All of this is supported by obligations on the Designated Retailer to train staff, appoint an in-house compliance officer, and to issue an annual report (a summary of which needs to be included in the Designated Retailer's annual company report).
I am concerned about how am I treated by a Designated Retailer. What can I do?
If you are supplying a Designated Retailer then it is likely that it does, or will come to, represent substantial turnover to your business. Therefore you will, of course, be careful to bear the commercial benefit of the relationship in mind. Challenging a Designated Retailer will, at best, indirectly affect your overall relationship!
GSCOP is, therefore, unlikely to be the sole means of tackling unfair treatment by a Designated Retailer.
To use GSCOP effectively:
- Make absolutely sure that the Designated Retailer is likely to be in breach of GSCOP. To raise an incorrect GSCOP allegation will be damaging.
- Bear in mind that although GSCOP imposes responsibilities on the Designated Retailer it will not intervene to protect you from fair competition.
- Designated Retailers have established internal training and compliance programmes and will be concerned about any allegation of serious non-compliance. Therefore, raise your concern about the GSCOP breach with your buyer in a positive supportive way, as opposed to an aggressive confrontation. Most buyers will not want to risk an allegation of non compliance.
- Combine raising GSCOP in combination with broader commercial issues.
- Utilise your broader relationship with the Designated Retailer. An approach by your sales director to a senior buyer or category lead to flag up concerns may ease the situation.
The dispute with the Designated Retailer is getting serious - how do I escalate it?
If the approach set out above does not work, then you can consider following formal escalation provisions in GSCOP but bear in mind that escalating the dispute formally is likely to be damaging to your overall relationship.
GSCOP sets out an escalation process:
- Make a written request of the senior buyer to review the decision. The senior buyer is obliged to carry out that review.

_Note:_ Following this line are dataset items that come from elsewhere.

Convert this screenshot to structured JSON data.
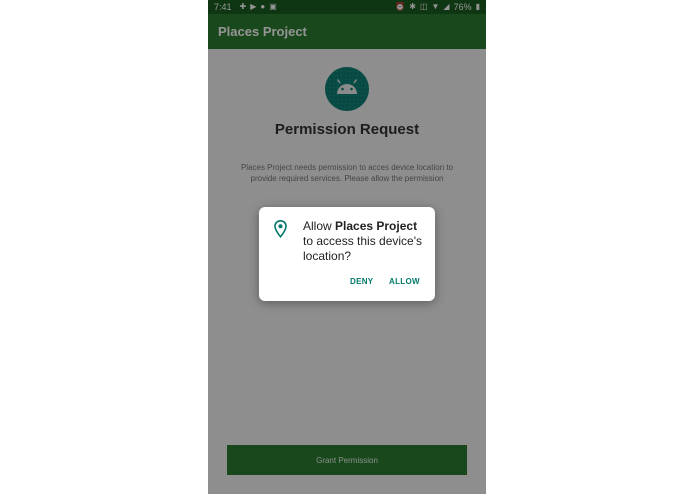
{
  "status_bar": {
    "time": "7:41",
    "battery": "76%"
  },
  "app_bar": {
    "title": "Places Project"
  },
  "main": {
    "heading": "Permission Request",
    "description": "Places Project needs permission to acces device location to provide required services. Please allow the permission",
    "grant_button": "Grant Permission"
  },
  "dialog": {
    "message_prefix": "Allow ",
    "app_name": "Places Project",
    "message_suffix": " to access this device's location?",
    "deny": "DENY",
    "allow": "ALLOW",
    "icon": "location-pin-icon"
  },
  "colors": {
    "status_bar": "#1b5e20",
    "app_bar": "#2e7d32",
    "accent": "#00796b",
    "logo_bg": "#0d7e74"
  }
}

- Notify the Designated Retailer's code compliance officer of the dispute. The Designated Retailer is obliged to negotiate in good faith to resolve the dispute.
- If having notified the Designated Retailer's code compliance officer the dispute is not resolved, then you can request the Adjudicator to arbitrate. The Adjudicator's decision is final and binding.
In addition, GSCOP establishes binding provisions in your supply contract with the Designated Retailer. Therefore you can also consider taking legal action in the courts for breach of contract.
How else can the Adjudicator assist?
The Adjudicator's role is not simply to arbitrate on disputes. The Adjudicator will have the power to also investigate and subsequently:
- Make recommendations.
- Require information to be published.
- Impose financial penalties (The Adjudicator is consulting on setting the maximum penalty at 1% of the relevant Designated Retailer's UK turnover)
The Adjudicator is also going to play an important, more informal role engaging with Designated Retailers and suppliers to build better relationships.
You can approach the Adjudicator directly or alternatively via a trade association (which may allow the retention of confidentiality).
The Adjudicator will be able to take action once statutory guidance is in place. That is the subject of consultation. It will be in force by 25 December 2013.